I'm trying to create a pygame program with a 2d drawable grid and methods that run for a long time. I want the main game loop to be able to process while the methods are running so I opted for the threading
module and it worked fine but I found out that the multiprocessing
module is better suited for CPU-heavy programs so I wanted to switch. The code below is an example or representative of my actual code
# importing the necessary libraries
class Board:
# class representing the actual 2d grid or board on screen
class Graph:
# class for drawing methods that take a long time to run
# Graph's methods call q.get() to get the Board object then
# make appropriate changes to it then call q.put() to put it back in the Queue
def draw_board(surface, rects):
# surface: pygame.display
# rects: list of pygame rectangle objects
# draw every rectangle in rects to the display surface.
def main():
# main game loop
board = Board(*args)
q = multiprocessing.Queue()
q.put(board)
graph = Graph(q)
while True:
draw_board(*args)
for event in pygame.event.get():
# checking some conditions and keypresses here
elif event.type == KEYDOWN:
if event.key == pygame.K_r:
t = multiprocessing.Process(target=graph.draw_sth)
t.start()
pygame.display.update()
# fps clock ticks for 60 FPS here
if __name__ == "__main__":
main()
I use multiprocessing.Queue
to transfer resources from the main process to the processes spawned inside main()

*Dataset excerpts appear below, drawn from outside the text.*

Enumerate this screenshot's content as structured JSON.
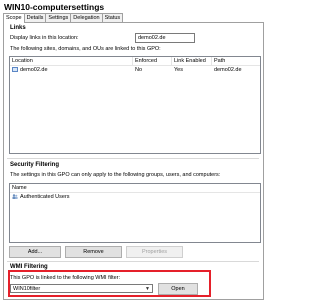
{
  "window": {
    "title": "WIN10-computersettings"
  },
  "tabs": [
    "Scope",
    "Details",
    "Settings",
    "Delegation",
    "Status"
  ],
  "links": {
    "heading": "Links",
    "display_label": "Display links in this location:",
    "location_value": "demo02.de",
    "description": "The following sites, domains, and OUs are linked to this GPO:",
    "columns": [
      "Location",
      "Enforced",
      "Link Enabled",
      "Path"
    ],
    "rows": [
      {
        "location": "demo02.de",
        "enforced": "No",
        "link_enabled": "Yes",
        "path": "demo02.de"
      }
    ]
  },
  "security_filtering": {
    "heading": "Security Filtering",
    "description": "The settings in this GPO can only apply to the following groups, users, and computers:",
    "column": "Name",
    "items": [
      "Authenticated Users"
    ],
    "buttons": {
      "add": "Add...",
      "remove": "Remove",
      "properties": "Properties"
    }
  },
  "wmi_filtering": {
    "heading": "WMI Filtering",
    "description": "This GPO is linked to the following WMI filter:",
    "selected": "WIN10filter",
    "open_button": "Open"
  },
  "colors": {
    "highlight_border": "#e5202a"
  }
}
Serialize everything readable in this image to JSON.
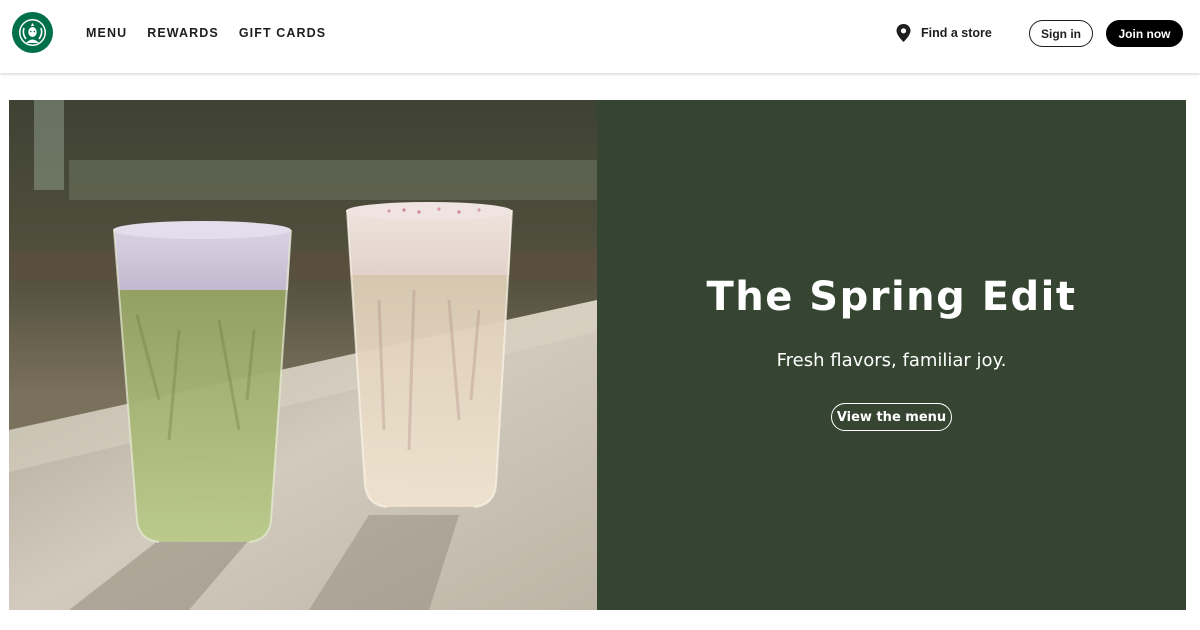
{
  "brand": {
    "logo_icon": "starbucks-siren-logo-icon",
    "accent": "#00704a"
  },
  "nav": {
    "items": [
      {
        "label": "MENU"
      },
      {
        "label": "REWARDS"
      },
      {
        "label": "GIFT CARDS"
      }
    ]
  },
  "header": {
    "find_store": {
      "label": "Find a store",
      "icon": "location-pin-icon"
    },
    "sign_in_label": "Sign in",
    "join_label": "Join now"
  },
  "hero": {
    "image_alt_icon": "two-iced-drinks-photo",
    "panel_color": "#354531",
    "title": "The Spring Edit",
    "subtitle": "Fresh flavors, familiar joy.",
    "cta_label": "View the menu"
  }
}
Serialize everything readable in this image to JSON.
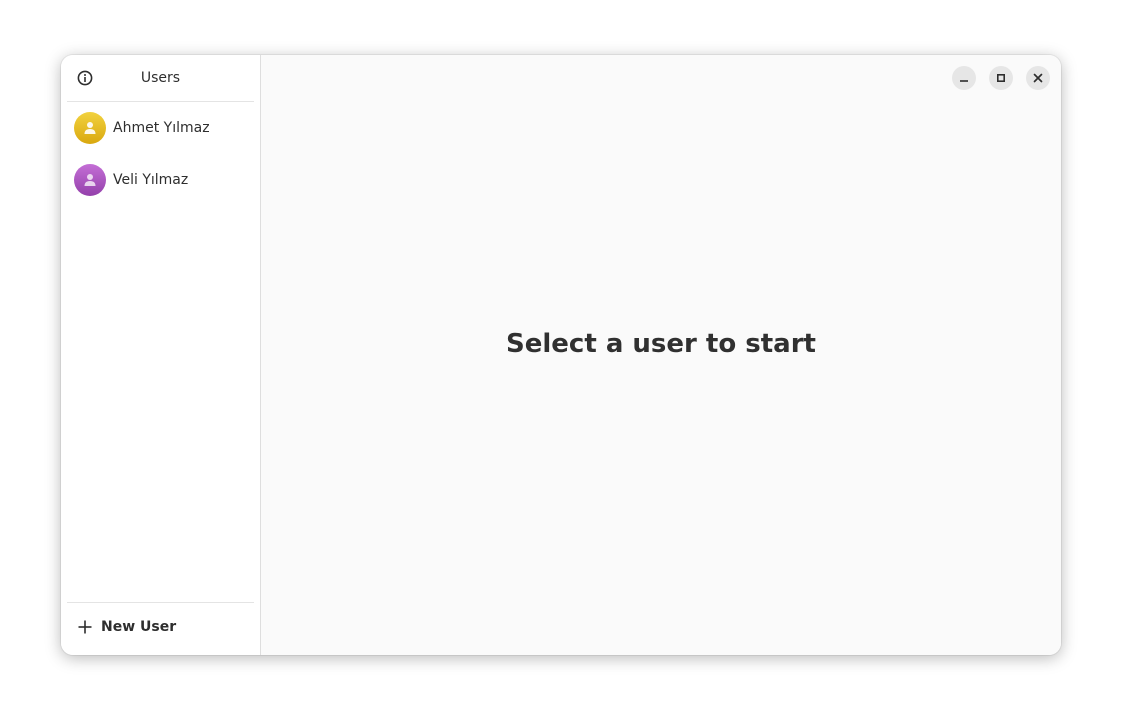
{
  "sidebar": {
    "title": "Users",
    "users": [
      {
        "name": "Ahmet Yılmaz",
        "avatar_color": "#e5b817"
      },
      {
        "name": "Veli Yılmaz",
        "avatar_color": "#a553bd"
      }
    ],
    "new_user_label": "New User"
  },
  "main": {
    "placeholder": "Select a user to start"
  },
  "window_controls": [
    "minimize",
    "maximize",
    "close"
  ]
}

and back. When I run this and click the key "r", nothing happens and the terminal prints the introduction line when main
is first called, namely
pygame 2.0.1 (SDL 2.0.14, Python 3.9.5)
Hello from the pygame community. https://www.pygame.org/contribute.html
This doesn't happen when I use threading so I assume that this is due to my usage of Queue
or I might have misunderstood and misused multiprocessing
instead. Any help is appreciated on the matter. For simplicity, some lines of code have been omitted.